More likely than not, you’ve been a target of email spoofing at least once in your life. That’s because email spoofing targets everyone, and scammers are becoming more deceitful every day. Email spoofing is the act of sending emails with a forged sender address. It tricks the recipient into thinking that someone they know or trust sent them the email. Usually, it’s a tool of a phishing attack, designed to take over your online accounts, send malware, or steal funds.

Many spoofed emails can be difficult to detect; however, there are several tips you can use to help identify spoofed emails.

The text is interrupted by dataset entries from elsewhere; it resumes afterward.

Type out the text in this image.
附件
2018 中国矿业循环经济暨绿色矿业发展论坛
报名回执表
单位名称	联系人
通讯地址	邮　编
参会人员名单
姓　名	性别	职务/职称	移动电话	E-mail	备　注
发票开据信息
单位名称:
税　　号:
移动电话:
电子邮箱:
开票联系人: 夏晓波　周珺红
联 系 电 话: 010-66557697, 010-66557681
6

First, carefully look at the email to identify irregularities. While one error may not constitute a spoofed email, observing multiple errors should raise additional caution requiring further research.

Common “Red flags” include:

    • An unfamiliar greeting
    • Irregular time and format
    • Poor grammar and spelling
    • Sense of urgency
    • Suspicious attachments
    • Unusual requests

The example of a phishing email shown in Figure 2 reveals several “red flags” which can alert the reader if they stop, think and then click.

Figure 2. Example of initial spoofed email.

Follow-up emails by Business Email Compromise scammers are designed to be authoritative and provide instructions for performing the wire transfer.

  1. Many of the same irregularities appear on subsequent emails.

  2. In this example, the wire transfer comes at timeframe inconsistent with where your offices are located or where your CEO may be.

  3. An attachment is also included in the email. Opening attachments on emails such as this can be a mistake as it may contain malicious code.

Figure 3. Example of spoofed email requesting the wire transfer.

How to Protect Your Business

  • Back up your data - Regularly back up your data and make sure those backups are not connected to the network. That way, if a phishing attack happens and hackers get to your network, you can restore your data. Make data backup part of your routine business operations.

  • Keep all security up to date - Always install the latest patches and updates. Look for additional means of protection, like email authentication and intrusion prevention software, and set them to update automatically on your computers. On mobile devices, you may have to do it manually.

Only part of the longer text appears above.